De acordo com a pesquisadora Chiavari, o estudo aponta também para uma desarticulação dos atores na área de concessões de transporte terrestre, com sobreposições de competências entre entes e páginas de internet de entes diferentes que falavam do mesmo projeto, mas com informações contraditórias. No entanto, eles avaliam que a própria pesquisa fez com que os órgãos passassem a se atentar mais a essas questões.
“Vimos esforços para melhorar isso. Desde que a gente começou a análise, vimos alterações no site do Ministério da Infraestrutura, que promoveu uma centralização das informações sobre as concessões [uma das sugestões do estudo]. Vimos um movimento de tentar, de alguma maneira, melhorar, incorporar”, afirmou Joana.

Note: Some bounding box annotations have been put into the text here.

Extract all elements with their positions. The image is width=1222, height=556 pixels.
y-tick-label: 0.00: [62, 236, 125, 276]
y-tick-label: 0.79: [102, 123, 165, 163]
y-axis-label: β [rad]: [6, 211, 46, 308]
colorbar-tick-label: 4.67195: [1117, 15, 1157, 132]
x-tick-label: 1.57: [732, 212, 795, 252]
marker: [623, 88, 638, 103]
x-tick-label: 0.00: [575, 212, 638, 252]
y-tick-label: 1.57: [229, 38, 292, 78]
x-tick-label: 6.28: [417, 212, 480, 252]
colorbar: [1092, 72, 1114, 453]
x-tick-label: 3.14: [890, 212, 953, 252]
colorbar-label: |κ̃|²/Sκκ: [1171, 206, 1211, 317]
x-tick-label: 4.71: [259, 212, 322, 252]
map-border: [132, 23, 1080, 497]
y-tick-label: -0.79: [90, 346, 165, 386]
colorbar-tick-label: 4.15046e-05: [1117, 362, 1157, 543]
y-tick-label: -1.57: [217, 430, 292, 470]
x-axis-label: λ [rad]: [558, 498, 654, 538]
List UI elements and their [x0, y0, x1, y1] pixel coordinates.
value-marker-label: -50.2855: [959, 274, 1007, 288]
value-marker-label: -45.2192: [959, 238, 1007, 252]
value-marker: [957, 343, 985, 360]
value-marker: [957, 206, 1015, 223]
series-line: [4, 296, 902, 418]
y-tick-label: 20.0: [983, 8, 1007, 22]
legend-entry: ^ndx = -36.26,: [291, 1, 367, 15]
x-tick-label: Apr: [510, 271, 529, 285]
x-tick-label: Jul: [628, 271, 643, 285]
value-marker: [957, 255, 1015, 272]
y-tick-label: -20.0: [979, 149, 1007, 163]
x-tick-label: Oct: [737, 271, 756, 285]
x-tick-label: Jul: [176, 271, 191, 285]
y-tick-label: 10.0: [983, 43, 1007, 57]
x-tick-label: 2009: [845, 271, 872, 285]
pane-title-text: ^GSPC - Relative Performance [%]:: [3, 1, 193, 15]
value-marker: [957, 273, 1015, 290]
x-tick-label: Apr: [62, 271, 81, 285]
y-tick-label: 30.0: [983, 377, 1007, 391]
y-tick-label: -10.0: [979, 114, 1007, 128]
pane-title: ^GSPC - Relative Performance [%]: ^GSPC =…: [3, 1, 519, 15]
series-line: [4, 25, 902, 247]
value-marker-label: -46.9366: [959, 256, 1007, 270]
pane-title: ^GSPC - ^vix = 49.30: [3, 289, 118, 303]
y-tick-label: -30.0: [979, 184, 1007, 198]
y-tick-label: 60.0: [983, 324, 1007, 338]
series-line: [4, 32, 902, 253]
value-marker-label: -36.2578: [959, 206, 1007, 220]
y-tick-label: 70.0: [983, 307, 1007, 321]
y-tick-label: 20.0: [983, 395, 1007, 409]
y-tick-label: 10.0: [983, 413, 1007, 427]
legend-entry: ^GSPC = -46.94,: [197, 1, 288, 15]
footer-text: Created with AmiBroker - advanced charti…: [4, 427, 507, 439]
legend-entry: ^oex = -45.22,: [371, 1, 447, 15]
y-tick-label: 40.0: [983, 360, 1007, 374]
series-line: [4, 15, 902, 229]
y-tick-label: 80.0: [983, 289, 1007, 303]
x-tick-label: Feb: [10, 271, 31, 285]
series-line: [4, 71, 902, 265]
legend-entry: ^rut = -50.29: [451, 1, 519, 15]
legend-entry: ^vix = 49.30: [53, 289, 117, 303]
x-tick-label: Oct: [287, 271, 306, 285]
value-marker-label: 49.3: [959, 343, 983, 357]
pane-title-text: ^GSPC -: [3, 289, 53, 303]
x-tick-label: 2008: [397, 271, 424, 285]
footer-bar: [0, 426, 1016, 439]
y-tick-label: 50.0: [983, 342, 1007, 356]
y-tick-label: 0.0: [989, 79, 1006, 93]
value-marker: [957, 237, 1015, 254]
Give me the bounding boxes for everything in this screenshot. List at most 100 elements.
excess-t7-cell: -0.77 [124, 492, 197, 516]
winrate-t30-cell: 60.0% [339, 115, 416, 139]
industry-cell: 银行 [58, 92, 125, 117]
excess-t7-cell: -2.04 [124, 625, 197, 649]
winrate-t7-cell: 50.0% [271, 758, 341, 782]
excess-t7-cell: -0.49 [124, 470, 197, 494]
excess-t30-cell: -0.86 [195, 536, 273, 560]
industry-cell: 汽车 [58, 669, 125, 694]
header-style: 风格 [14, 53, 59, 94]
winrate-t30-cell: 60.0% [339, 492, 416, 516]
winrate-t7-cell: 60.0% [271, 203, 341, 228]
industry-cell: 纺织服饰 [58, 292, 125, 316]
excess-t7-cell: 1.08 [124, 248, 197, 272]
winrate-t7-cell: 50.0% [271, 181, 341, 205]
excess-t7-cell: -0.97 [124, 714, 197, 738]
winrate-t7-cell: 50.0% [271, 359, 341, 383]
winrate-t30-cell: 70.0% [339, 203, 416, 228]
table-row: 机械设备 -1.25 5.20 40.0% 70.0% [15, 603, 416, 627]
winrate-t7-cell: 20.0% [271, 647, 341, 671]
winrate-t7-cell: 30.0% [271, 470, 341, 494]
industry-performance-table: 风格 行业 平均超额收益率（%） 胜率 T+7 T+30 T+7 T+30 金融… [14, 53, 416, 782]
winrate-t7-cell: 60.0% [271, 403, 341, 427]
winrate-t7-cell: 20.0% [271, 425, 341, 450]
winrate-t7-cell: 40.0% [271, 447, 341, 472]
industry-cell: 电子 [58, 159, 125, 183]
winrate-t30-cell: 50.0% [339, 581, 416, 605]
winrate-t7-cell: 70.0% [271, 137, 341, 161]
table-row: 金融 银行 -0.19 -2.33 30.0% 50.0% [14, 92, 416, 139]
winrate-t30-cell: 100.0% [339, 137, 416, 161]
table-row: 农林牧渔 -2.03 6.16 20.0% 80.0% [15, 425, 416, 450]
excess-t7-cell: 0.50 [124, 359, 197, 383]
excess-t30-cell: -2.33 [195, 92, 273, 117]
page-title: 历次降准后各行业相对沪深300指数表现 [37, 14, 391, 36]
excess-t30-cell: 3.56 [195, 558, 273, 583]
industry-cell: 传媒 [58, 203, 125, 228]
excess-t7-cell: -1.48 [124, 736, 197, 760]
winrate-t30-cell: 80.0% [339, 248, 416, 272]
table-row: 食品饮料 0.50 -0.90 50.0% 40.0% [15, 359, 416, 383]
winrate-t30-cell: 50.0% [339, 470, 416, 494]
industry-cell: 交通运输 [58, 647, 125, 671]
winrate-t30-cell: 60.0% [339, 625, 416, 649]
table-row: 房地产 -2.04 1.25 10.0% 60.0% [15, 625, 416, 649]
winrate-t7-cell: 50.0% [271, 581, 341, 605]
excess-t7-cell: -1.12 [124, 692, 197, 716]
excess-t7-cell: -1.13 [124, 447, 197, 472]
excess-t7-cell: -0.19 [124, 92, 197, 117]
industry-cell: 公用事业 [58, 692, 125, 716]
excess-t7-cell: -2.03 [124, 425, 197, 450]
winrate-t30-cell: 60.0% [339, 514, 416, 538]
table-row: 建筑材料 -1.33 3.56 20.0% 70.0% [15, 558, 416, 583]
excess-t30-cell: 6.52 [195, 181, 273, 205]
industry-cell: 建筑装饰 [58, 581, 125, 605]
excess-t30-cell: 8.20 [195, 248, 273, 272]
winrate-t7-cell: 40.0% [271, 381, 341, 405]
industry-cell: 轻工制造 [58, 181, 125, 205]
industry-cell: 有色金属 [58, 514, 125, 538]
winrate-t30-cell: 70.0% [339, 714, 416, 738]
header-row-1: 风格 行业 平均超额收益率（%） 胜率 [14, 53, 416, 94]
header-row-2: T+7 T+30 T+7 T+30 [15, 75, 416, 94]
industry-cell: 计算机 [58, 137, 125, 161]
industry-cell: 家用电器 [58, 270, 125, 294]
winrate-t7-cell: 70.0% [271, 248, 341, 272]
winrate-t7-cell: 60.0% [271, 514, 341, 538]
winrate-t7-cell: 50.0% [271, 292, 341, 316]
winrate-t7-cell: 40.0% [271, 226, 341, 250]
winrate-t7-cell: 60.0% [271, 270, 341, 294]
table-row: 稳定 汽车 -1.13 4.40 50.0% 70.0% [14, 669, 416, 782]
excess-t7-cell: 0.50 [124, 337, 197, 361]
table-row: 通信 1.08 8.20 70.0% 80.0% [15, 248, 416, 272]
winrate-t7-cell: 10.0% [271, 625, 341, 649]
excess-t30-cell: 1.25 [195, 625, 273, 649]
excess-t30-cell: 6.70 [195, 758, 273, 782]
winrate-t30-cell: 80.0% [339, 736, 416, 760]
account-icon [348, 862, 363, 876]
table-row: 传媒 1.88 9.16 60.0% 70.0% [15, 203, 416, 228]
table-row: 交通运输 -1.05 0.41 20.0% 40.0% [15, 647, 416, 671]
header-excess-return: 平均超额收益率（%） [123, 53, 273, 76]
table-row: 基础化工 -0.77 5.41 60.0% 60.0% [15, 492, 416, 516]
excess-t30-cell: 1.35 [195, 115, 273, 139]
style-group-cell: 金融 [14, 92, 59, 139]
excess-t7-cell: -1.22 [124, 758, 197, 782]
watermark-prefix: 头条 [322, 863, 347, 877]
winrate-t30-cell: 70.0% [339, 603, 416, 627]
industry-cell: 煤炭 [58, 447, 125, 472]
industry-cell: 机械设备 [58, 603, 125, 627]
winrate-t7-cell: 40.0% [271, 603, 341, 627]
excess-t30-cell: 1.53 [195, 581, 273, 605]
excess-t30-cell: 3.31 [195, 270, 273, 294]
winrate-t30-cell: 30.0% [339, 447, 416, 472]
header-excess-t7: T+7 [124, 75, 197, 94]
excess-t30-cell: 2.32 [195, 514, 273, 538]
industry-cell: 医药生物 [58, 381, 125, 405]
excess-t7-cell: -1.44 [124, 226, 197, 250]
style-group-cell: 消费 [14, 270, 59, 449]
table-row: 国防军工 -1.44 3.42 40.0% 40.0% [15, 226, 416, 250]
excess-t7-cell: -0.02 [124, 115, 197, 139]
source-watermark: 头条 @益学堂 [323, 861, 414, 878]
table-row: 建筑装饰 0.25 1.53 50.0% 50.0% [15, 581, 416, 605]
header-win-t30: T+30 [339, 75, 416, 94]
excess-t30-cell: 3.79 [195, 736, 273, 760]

Posicionamento do ministério
Em nota, o Ministério da Infraestrutura informou ser importante esclarecer as diferenças entre EVTEA e EIA.
“O EVTEA consiste em um conjunto de estudos desenvolvidos para avaliação dos benefícios diretos e indiretos decorrentes dos investimentos em implantação de novas infraestruturas de transportes ou melhoramentos das já existentes. Já EIA são todos e quaisquer estudos relativos aos aspectos ambientais relacionados à localização, instalação, operação e ampliação de uma atividade ou empreendimento, apresentado como subsídio para a análise da licença requerida e exigida para empreendimentos que causem impacto ambiental significativo”, informou a pasta.
A nota defende que EVTEA e EIA são institutos diferentes, “com objetivos e enfoques diferentes”, e que o “nível de detalhamento de certas informações é maior em um dos estudos do que no outro e vice-versa, de modo que os dois podem ser feitos em paralelo, sem necessidade de um anteceder o outro obrigatoriamente”.
Por isso, de acordo com a pasta, “Não é possível afirmar qual estudo deveria preceder o outro porque as informações que os compõem não são as mesmas”, lembrando que o EIA só seria aplicável a estudos que causem significativo impacto, enquanto o EVTEA é feito em todas as grandes obras.